Corn is our country’s biggest crop economically and takes up nearly one-third of U.S. cropland. It is a pillar of our food production system – a key ingredient in everything from drinks, sauces and snack foods to dairy products, fuel and meat.
So when news about corn’s risky future pops up, we should all take note, and the entire agricultural supply chain should work toward solutions.
Water & Climate Risks Facing U.S. Corn Production, produced by the nonprofit sustainability advocate Ceres, is the latest analysis to sound the warning bell.
Last year U.S. corn growers harvested a record 14 billion bushels of corn, making them among the most productive farmers in the world (this year’s harvest is expected to be huge as well). But climate change and groundwater depletion are threatening to undermine corn’s success as global demand increases. Inefficient fertilizer use is compounding the problem.
According to the Ceres report:
- 87 percent of irrigated U.S. corn is grown in regions with high water stress, meaning there is limited additional water available for irrigation expansion.
- 27 percent of rain-fed corn is grown in regions with high water stress, which limits water availability should climate change make irrigation necessary.
- Midwestern agricultural communities faced a 45-percent increase in extreme precipitation events between 1958 and 2011, elevating the risks of dangerous floods.
- Severe weather has already contributed to a steady uptick and unprecedented volatility in corn prices – from $2 a bushel a decade ago to a record $8 a bushel during the devastating 2012 drought.
“This volatility has vast implications for the many industries that rely on corn,” the report says. “High corn prices in the wake of extreme flooding in spring 2011 and the prolonged drought in 2012 shuttered ethanol plants, contributed to the culling of beef herds, and reduced margins for many processed food and beverage companies.”
Cities are also feeling the impacts of corn production, which uses the most fertilizer of all major U.S. crops.
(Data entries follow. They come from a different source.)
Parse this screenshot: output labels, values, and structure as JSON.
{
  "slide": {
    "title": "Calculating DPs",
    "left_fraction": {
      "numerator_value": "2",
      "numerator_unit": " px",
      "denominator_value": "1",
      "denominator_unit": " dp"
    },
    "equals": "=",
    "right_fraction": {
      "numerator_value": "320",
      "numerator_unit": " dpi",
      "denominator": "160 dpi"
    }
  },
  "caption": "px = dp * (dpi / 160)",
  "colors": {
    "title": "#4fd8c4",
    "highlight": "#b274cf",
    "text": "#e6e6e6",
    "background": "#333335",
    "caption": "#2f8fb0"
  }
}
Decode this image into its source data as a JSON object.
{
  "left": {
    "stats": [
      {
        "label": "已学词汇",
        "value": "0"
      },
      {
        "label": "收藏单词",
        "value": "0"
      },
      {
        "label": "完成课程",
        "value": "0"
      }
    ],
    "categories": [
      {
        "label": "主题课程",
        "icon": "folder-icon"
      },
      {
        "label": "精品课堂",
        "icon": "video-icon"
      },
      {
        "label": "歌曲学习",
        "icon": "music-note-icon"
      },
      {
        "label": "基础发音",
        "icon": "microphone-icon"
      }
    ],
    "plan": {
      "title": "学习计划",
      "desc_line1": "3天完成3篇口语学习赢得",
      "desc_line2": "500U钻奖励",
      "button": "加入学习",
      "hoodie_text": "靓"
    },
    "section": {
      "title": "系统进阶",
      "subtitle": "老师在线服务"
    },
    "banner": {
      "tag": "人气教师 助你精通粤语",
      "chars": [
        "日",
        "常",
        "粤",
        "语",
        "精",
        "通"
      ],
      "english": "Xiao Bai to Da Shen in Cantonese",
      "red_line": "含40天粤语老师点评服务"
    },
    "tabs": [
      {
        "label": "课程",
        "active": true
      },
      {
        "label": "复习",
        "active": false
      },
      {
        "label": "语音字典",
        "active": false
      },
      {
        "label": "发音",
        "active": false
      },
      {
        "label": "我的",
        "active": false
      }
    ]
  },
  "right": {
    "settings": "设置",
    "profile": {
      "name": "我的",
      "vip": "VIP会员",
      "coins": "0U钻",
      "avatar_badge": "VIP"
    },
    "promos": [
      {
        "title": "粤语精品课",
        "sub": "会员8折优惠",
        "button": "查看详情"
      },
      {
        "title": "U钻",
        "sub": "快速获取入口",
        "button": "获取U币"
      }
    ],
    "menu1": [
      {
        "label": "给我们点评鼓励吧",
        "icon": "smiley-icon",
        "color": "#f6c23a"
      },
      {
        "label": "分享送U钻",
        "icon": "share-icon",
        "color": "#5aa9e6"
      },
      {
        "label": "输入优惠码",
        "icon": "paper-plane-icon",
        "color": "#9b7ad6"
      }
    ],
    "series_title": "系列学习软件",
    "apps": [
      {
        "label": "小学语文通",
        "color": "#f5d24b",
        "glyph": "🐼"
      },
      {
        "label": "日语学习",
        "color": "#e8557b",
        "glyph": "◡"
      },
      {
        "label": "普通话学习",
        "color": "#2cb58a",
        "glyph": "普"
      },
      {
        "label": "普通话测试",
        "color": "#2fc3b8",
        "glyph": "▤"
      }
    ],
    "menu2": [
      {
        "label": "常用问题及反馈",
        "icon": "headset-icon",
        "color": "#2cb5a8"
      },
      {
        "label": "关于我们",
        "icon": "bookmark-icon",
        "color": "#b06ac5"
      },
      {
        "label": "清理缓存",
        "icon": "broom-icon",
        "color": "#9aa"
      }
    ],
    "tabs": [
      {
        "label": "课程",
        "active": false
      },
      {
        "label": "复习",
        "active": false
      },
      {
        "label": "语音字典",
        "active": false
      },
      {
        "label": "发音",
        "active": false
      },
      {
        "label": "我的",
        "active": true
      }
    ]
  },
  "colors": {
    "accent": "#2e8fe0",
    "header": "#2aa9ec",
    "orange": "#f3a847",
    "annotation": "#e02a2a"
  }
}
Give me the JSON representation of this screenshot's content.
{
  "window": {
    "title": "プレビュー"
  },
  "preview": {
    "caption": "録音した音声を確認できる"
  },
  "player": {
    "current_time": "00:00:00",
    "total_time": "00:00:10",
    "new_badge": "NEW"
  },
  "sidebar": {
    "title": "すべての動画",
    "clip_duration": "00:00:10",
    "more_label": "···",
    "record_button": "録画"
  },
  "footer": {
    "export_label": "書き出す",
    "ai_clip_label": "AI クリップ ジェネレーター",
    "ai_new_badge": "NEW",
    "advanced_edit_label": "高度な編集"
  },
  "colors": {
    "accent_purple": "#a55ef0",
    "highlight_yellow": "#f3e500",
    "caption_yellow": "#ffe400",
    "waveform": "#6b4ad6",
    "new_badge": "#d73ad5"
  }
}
Fertilizer run-off from crops pollutes water and causes dead zones downstream. The USDA estimates that large water utilities spend more than $4.8 billion per year on removing nitrate from U.S. drinking water supplies.
What Can Be Done
The Ceres report might paint a bleak picture. But I’m optimistic.
Farmers across the U.S. have made significant conservation improvements over the past few decades. EDF has worked with farmer networks in 12 states to improve efficiency and reduce fertilizer loss on more than a half million acres, and that work is rapidly expanding.
Meanwhile, retail giants like Walmart are getting into the act. Last fall, the company launched a GHG-reduction initiative that requires vendors using commodity grains in their products to submit fertilizer efficiency plans. Fertilizer not absorbed by crops emits a power greenhouse gas – which Walmart identified as the top GHG hotspot in nearly half of its top 100 products.
To date, 15 major suppliers – representing 30 percent of food and beverage sales in North America – have developed fertilizer optimization plans. Among those vendors are General Mills, Coca-Cola and Smithfield, the world’s largest pork producer.
More work needs to be done to engage the entire supply chain, but the momentum is growing.
In the past few months, I’ve met with grain buyers and agribusinesses that see the financial value in helping corn and grain farmers become more sustainable. And Field to Market, a multi-stakeholder supply chain alliance, recently launched a program – which EDF helped to develop – for measuring, promoting and reporting on sustainability improvements in commodity crops.
Corn touches us all, which means we have no time to waste in reducing its risks. And I do mean “we.”
Consumers, retailers and food companies need to increase demand for sustainable grain products, while farmers and agribusiness need to increase supply.
We need a system that provides economic benefits to farmers who improve input efficiency, soil health and yields while simultaneously increasing their own resilience to extreme weather. And we need mainstream agriculture to become and be recognized as a major contributor to the elimination of aquatic dead zones, improved drinking water quality and reduced greenhouse gas emissions.
We all have a role to play, so let’s go get the job done!